Trading on Terroir: Fostering Artisanal Cheese and Alcohol Production through Specialized Agrarian Industrial Districts

Authors: Stefan Norgaard*, Columbia University, Mariel Collard Arias*, Harvard University
Topics: Agricultural Geography, Food Systems, Regional Geography
Keywords: Agrarian studies, geographies of food and agriculture, urban-rural inequality, urban-rural linkages, integrated territorial development, urban bias, public/private arrangements, depeasantization/rural dispossession, nationalism, protectionism, global supply chains, international divisions of labor, world ecology
Session Type: Virtual Paper
Day: 4/10/2021
Start / End Time: 9:35 AM / 10:50 AM
Room: Virtual 21
Presentation File: No File Uploaded

Global supply chains, speculative commodification, and “cheap food” increasingly demand a spatial form that resists and supplants these trends: Specialized Agrarian Industrial Districts (SAIDs). These bounded zones produce distinctive agricultural products, with localized-producer networks and regional inter-firm relations. What characteristics define and animate these zones, and what social/ecological opportunities and pitfalls do they present? We examine the role that public actors, specifically nation-states, play in supporting and enabling SAIDs as a potential counter to global agro-industrial consolidation.
Our investigation examines cheese in the Franche-Comté, France and in Minas-Gerais, Brazil; and alcohol in South Africa’s Western Cape (wine) and Jalisco, Mexico (mezcal).
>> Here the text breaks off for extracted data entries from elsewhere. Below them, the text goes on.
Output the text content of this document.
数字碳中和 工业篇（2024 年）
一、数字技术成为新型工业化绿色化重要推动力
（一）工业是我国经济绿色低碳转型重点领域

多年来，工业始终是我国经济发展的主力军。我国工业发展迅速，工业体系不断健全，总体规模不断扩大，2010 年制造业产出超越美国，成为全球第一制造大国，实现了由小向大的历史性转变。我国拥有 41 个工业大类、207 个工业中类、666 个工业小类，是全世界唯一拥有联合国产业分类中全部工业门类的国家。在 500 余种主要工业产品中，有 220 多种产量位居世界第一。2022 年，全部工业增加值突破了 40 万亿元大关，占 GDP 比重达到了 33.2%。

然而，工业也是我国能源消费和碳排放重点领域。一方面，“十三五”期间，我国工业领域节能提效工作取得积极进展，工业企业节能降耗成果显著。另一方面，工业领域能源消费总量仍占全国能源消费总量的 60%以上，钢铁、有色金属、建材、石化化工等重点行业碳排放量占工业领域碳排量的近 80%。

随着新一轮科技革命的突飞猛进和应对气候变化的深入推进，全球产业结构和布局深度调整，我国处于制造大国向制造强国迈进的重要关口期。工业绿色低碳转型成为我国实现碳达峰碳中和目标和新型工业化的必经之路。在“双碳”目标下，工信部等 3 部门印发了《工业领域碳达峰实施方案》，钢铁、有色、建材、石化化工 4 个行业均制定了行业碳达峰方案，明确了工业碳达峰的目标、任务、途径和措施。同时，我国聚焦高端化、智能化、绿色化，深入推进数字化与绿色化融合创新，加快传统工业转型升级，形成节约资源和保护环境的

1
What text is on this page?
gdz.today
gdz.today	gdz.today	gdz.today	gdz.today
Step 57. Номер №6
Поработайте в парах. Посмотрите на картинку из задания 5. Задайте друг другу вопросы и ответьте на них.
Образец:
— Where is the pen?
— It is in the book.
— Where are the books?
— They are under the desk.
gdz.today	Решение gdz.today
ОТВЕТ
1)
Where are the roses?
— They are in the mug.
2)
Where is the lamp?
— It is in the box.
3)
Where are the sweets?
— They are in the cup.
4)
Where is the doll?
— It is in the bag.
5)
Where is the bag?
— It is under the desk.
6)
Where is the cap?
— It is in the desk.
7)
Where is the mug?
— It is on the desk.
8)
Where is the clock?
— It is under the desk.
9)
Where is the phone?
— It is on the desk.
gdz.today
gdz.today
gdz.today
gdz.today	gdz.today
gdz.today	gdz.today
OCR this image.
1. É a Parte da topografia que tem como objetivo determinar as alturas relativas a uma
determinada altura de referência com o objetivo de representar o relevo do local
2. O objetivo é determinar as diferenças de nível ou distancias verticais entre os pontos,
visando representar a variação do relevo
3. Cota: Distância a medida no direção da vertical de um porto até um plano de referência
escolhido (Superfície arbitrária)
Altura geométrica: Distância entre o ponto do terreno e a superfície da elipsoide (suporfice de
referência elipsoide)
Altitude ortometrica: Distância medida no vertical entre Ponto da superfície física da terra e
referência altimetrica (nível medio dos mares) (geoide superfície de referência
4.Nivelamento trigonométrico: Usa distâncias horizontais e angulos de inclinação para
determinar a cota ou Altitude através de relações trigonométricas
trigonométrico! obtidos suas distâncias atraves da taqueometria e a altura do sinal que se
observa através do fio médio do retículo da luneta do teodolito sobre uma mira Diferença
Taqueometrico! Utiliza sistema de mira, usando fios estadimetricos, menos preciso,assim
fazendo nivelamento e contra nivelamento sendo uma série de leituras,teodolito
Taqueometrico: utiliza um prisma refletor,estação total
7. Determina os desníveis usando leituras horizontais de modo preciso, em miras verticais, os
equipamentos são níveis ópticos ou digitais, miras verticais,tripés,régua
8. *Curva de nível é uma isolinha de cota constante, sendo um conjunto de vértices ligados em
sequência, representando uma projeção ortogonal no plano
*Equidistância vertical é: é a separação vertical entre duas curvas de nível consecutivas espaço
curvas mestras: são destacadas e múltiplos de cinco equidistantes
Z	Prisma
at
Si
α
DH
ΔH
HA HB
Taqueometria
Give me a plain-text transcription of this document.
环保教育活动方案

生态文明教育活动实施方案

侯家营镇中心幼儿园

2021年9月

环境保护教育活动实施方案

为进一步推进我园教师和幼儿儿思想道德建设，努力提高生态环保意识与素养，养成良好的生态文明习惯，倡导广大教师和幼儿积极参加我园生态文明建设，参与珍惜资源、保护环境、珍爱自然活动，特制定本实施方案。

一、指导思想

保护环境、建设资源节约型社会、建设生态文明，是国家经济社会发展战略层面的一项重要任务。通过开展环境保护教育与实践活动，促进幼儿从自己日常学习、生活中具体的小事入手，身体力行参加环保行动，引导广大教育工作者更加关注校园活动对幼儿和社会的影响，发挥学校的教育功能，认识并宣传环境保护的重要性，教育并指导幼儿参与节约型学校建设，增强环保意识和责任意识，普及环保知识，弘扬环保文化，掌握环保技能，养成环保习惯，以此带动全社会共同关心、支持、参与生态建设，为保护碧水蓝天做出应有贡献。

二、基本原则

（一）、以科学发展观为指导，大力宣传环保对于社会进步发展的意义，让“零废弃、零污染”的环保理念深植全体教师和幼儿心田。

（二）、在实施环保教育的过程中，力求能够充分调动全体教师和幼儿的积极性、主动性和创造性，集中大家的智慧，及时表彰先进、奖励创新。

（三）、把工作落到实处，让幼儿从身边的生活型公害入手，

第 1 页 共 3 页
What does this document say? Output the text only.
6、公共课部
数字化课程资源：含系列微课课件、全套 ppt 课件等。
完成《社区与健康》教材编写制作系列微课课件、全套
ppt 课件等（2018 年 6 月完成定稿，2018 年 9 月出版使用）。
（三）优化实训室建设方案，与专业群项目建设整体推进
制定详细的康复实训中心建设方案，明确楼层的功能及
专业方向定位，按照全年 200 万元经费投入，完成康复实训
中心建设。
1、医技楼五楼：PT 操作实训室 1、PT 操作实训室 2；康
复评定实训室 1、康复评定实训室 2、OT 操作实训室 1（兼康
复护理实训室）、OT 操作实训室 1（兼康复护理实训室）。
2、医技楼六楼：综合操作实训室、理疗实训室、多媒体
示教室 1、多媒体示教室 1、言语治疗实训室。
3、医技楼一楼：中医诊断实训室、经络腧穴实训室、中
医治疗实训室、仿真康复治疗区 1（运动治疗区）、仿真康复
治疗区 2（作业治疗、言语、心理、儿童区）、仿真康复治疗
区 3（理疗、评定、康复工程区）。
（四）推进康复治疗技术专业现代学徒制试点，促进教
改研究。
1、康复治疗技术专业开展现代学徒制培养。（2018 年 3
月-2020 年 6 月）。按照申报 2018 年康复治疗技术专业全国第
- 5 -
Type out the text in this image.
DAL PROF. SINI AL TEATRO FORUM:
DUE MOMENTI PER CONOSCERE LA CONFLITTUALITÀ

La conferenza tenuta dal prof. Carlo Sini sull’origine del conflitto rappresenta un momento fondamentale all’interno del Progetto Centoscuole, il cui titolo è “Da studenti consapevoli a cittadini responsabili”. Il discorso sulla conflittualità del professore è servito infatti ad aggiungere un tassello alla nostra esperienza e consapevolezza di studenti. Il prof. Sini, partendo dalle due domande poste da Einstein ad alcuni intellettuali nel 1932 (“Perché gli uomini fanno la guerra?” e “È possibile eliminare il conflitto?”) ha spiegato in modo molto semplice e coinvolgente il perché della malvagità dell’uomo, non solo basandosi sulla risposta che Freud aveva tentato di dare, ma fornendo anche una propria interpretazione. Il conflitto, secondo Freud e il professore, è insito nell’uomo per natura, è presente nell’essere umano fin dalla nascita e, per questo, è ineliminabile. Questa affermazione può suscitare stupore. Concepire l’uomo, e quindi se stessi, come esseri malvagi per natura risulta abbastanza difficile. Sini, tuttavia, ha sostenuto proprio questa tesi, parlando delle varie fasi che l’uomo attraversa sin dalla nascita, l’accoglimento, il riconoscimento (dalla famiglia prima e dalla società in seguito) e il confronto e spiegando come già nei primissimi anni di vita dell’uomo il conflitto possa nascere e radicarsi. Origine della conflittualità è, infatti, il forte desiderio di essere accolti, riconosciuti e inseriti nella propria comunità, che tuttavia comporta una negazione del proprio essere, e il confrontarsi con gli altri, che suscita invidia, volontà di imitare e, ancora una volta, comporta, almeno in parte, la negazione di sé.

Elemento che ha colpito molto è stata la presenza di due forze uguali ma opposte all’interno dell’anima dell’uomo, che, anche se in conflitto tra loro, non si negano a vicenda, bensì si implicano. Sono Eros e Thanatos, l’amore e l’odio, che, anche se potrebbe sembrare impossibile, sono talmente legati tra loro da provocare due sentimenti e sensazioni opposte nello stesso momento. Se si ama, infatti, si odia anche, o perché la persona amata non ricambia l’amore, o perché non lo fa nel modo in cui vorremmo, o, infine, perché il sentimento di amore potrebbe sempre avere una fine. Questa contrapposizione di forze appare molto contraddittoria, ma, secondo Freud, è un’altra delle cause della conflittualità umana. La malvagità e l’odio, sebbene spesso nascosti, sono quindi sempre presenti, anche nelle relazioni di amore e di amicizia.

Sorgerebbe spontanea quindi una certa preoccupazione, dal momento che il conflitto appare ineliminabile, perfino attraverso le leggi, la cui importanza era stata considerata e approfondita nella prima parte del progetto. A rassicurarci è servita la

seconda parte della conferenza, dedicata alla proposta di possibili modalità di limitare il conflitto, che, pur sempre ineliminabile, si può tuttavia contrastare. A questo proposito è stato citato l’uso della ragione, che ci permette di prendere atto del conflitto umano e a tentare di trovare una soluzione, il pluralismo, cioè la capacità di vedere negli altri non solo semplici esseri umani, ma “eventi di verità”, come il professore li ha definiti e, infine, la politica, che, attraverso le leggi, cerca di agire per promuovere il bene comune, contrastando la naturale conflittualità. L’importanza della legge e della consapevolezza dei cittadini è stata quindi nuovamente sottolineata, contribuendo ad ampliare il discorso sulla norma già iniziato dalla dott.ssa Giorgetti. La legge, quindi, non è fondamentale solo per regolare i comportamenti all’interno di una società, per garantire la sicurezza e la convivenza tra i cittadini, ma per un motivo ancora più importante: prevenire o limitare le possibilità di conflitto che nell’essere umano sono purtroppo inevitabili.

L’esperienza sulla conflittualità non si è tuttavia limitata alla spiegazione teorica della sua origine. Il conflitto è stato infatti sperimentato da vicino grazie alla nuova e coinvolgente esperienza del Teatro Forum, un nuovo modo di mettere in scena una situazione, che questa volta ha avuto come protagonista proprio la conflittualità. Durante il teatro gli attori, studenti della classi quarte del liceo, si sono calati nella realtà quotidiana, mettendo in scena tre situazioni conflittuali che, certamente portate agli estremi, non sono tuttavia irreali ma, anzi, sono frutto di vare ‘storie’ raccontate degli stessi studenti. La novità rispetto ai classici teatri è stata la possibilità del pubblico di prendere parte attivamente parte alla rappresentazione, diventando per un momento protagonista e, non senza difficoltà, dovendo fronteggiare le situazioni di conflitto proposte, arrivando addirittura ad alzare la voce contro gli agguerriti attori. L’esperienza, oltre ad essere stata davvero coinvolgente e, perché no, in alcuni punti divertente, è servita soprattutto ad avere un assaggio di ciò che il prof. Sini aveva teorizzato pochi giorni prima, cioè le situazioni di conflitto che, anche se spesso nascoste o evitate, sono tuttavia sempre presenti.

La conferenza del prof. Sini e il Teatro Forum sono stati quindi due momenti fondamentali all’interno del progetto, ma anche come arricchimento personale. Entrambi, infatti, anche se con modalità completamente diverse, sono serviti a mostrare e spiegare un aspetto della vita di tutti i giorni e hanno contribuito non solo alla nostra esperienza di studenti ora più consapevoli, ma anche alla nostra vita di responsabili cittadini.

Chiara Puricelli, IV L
Cheese and alcohol often require artisanal, centuries-old production and storage techniques; their biophysical properties and longstanding cultural traditions explain why SAIDs produce these commodities.

Regulations and specific “denominations of origin” bound SAIDs, protecting them from pernicious, “race-to-the-bottom” globalization. SAIDs relate to land and property systems with long histories (agrarian reform, collective ownership, natural protection, and cultural/touristic heritage) and distinctive “terroir” (physical geographies with climate, topography, and soil central to production).

SAIDs offer regional-development opportunities, negotiated relationships between workers and producers, and quality food. SAIDs cannot be created, but can be fostered where nascent. Yet concerns abound: exclusionary divisions that privilege “insiders” over “outsiders”; informal and exploited labor; nation-states that promote SAIDs at the expense of long-marginalized communities and social justice; and mass producers who deceive consumers by imitating SAIDs’ appeals. Nevertheless, if done right, SAIDs represent an urgently necessary alternative to “cheap food” and a just, sustainable regional-development strategy.